Some time ago, my pastor asked me to share with the congregation after his series of messages on truth and grace. He knew of WGA’s commitment to “100% Grace, 100% Truth: No Compromise,” and he was asking me to “share lessons you have learned as you have made grace and truth a simultaneous priority.” These lessons I share come straight out of my response to him.
A true story
Several years ago, “Ronald” came to WGA for help breaking a life-controlling sin habit that held him trapped in a double life—one life as a loving father and grandfather, respected elder and Sunday School teacher at church, and another secret life lived in the shadowed alleys of anonymous sexual behavior. Just the night before, he had narrowly missed exposure, as one of his secret places was raided by police—he wasn’t there because he had to stop and fix a flat tire. Scared and sobered, and believing God had intervened, he was ready to do what it took to rid his life of risky behaviors and the fantasies that drove them.

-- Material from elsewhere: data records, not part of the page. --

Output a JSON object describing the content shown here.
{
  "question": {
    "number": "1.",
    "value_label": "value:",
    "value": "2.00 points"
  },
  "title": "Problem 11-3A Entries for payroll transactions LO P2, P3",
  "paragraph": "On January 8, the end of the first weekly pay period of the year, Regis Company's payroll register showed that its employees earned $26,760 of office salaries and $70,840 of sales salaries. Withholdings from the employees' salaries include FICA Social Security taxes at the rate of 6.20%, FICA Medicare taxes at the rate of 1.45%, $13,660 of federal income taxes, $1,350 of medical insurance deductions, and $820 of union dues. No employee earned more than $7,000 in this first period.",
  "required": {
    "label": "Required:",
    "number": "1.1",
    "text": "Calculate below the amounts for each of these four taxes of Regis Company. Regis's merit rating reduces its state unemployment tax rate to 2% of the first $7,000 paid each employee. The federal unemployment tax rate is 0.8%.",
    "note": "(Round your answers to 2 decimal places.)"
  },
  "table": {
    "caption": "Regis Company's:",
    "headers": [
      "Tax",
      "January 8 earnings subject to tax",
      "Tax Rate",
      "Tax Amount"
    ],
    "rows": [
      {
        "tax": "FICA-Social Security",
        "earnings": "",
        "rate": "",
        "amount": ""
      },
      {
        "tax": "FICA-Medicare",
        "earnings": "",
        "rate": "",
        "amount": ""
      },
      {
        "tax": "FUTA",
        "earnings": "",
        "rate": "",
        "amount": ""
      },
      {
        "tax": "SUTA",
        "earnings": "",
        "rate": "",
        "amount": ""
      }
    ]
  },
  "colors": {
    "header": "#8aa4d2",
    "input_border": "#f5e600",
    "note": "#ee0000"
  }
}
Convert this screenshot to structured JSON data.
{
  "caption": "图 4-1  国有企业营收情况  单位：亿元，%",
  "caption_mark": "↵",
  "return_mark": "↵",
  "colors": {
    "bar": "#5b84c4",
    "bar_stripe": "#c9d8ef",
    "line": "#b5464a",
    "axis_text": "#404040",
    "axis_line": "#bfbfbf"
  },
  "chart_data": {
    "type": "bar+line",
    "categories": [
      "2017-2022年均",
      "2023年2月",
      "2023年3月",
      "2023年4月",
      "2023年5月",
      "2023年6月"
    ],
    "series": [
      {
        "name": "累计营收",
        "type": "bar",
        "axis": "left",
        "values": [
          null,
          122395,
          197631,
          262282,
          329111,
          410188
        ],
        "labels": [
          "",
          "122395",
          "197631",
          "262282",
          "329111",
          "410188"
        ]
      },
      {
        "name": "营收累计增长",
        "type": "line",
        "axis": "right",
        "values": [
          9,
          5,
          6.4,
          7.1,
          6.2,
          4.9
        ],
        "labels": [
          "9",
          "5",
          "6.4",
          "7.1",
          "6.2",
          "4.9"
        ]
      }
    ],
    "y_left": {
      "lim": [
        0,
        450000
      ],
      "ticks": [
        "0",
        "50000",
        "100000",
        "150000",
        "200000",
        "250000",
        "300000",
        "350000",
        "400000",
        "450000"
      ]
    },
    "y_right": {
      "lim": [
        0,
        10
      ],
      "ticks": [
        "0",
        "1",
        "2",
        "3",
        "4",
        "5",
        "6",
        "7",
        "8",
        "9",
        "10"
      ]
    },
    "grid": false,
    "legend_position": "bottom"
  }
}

Ronald made great progress toward his goals during the first few months as he learned about himself and God’s provision for him. He made some important decisions: set realistic boundaries around his free time, established accountability relationships, and committed to consistent group attendance and participation. With all this came a greater sense of well-being, hope for the future; he also enjoyed a season of freedom from temptation.
A Phone Conversation
But one day, the phone rang and I heard his voice, agitated, angry,
“Mary, I just want to know one thing. If I go and act out tonight, will you still talk to me tomorrow?”
I said, “Ronald, you know you don’t have to do this thing. . . . But if you do, I will still be here tomorrow to talk with you as usual.”
“That’s all I want to know!” The line went dead.
Second-guessing myself, I thought back over the call – “could I have talked him out of it?” Should I have tried? “I think he would have listened to me; did I say the right thing?” “Or did I just give him permission to sin?” “Will this be the time he is arrested, or contracts AIDS?” Sleep was fitful that night.
The next day, I answered the phone and Ronald spoke before I finished saying “Hello.”
“Mary, I didn’t do it!”
“Didn’t do what?”
“I didn’t act out!”
“Great! You sound elated. What made you change your mind?”
“Just knowing somebody loved me enough to talk with me, even when I am so rebellious, gave me the strength not to do what I was bent on doing.”
Grace and Truth
As Ronald continued to tell me of his victory and the very real transformation in his thinking and motivations that helped him live up to his convictions that day, I remembered the Scripture that I learned long ago; “My little children, these things I write to you so that you may not sin. And if anyone does sin, we have an Advocate with the Father, Jesus Christ the righteous one.” 1 John 2:1, NKJV
I told Ronald the truth— “ . . you know you don’t have to do this thing. . ,” and I offered him grace—“But if you do, I will still be here tomorrow to talk with you as usual.”
And the power of Grace and Truth Applied melted a rebellious heart. It has been my privilege to walk with Jesus many years as His Spirit worked with a heart in need of His unconditional acceptance together with the truth of His word. Over the years of living into His Grace and Truth, I have learned many lessons.
Lessons Learned
God’s Grace and Truth, are two sides of a coin, not two different coins.
If you reach for one without the other, it becomes something else entirely; something that is neither Truth nor Grace, but a sort of pseudo-truth, and a pseudo-grace. Pseudo-truth is rigidity, legalism; it becomes a one dimensional adherence to the letter of the law without evidence of God’s compassion and mercy.
Pseudo-grace is a license to “go on sinning so that grace may increase” (Romans 6:1), thus effectively rendering the truth irrelevant, and compromising God’s standard of holiness.
Grace and Truth are complementary and compatible.
At its most mature application, Grace and Truth are intricately complementary and compatible like two well-trained skaters on ice moving together in synchronized rhythms and patterns. (Of course, it takes training and practice—I wonder how many times the skaters ran into each other and worked at cross-purposes before they got it right?)
My prayer
I pray that we will learn these lessons and others so well that we will be carried along in the current of his Grace and Truth, till we are so like Him that as Wayne Watson sings, “… as days go by I hope I don’t stay the same; I want to get so close to Him that it’s no big change on the day that Jesus calls my name.”